The instructions in the manner drawn were abstract, argumentative and misleading. These instructions were inherently erroneous, and a general objection to them was sufficient. However, if a specific objection were necessary, then instruction No. 12, supra, given at the instance of appellant, was tantamount to such objection. Instruction No. 12 is in conflict with instructions Nos. 1 and 2, and the charge as a whole was not consistent.
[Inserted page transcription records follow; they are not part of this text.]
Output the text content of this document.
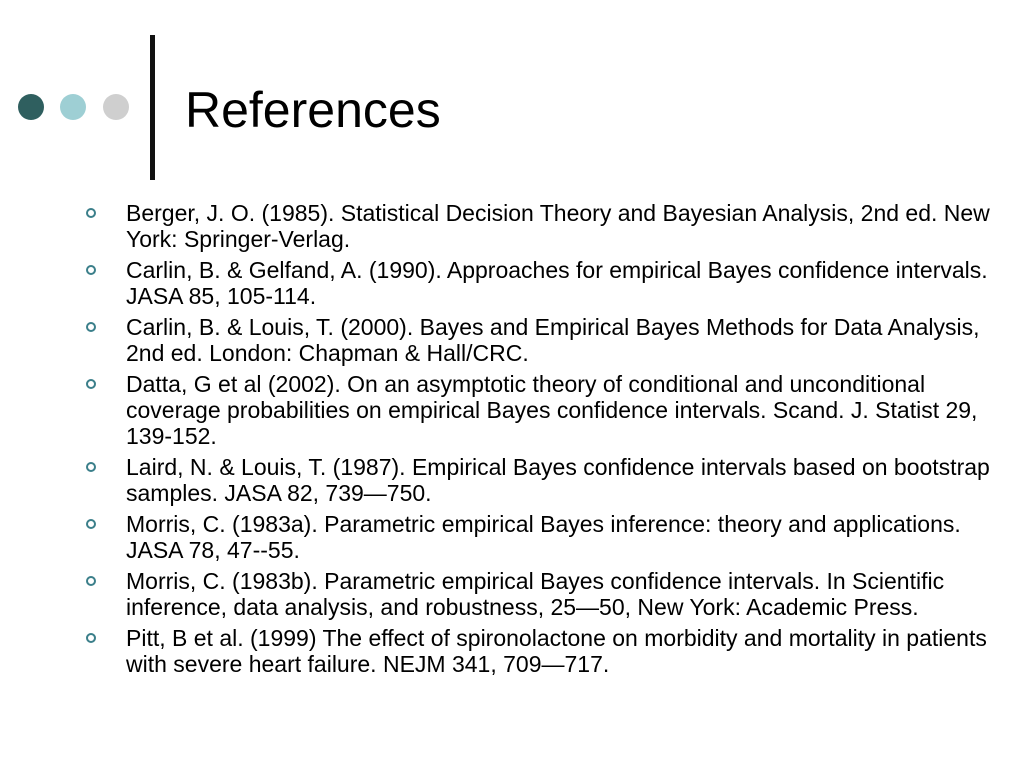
References
Berger, J. O. (1985). Statistical Decision Theory and Bayesian Analysis, 2nd ed. New York: Springer-Verlag.
Carlin, B. & Gelfand, A. (1990). Approaches for empirical Bayes confidence intervals. JASA 85, 105-114.
Carlin, B. & Louis, T. (2000). Bayes and Empirical Bayes Methods for Data Analysis, 2nd ed. London: Chapman & Hall/CRC.
Datta, G et al (2002). On an asymptotic theory of conditional and unconditional coverage probabilities on empirical Bayes confidence intervals. Scand. J. Statist 29, 139-152.
Laird, N. & Louis, T. (1987). Empirical Bayes confidence intervals based on bootstrap samples. JASA 82, 739—750.
Morris, C. (1983a). Parametric empirical Bayes inference: theory and applications. JASA 78, 47--55.
Morris, C. (1983b). Parametric empirical Bayes confidence intervals. In Scientific inference, data analysis, and robustness, 25—50, New York: Academic Press.
Pitt, B et al. (1999) The effect of spironolactone on morbidity and mortality in patients with severe heart failure. NEJM 341, 709—717.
We find no other errors prejudicial to the appellant in the giving and refusing of prayers for instructions. In view of a new trial we deem it improper to set out and comment upon the testimony bearing upon the assignment that the verdict was excessive. For the error in granting appellee’s prayers for instructions Nos. 1 and 2 the judgment is reversed, and the cause is remanded for a new trial.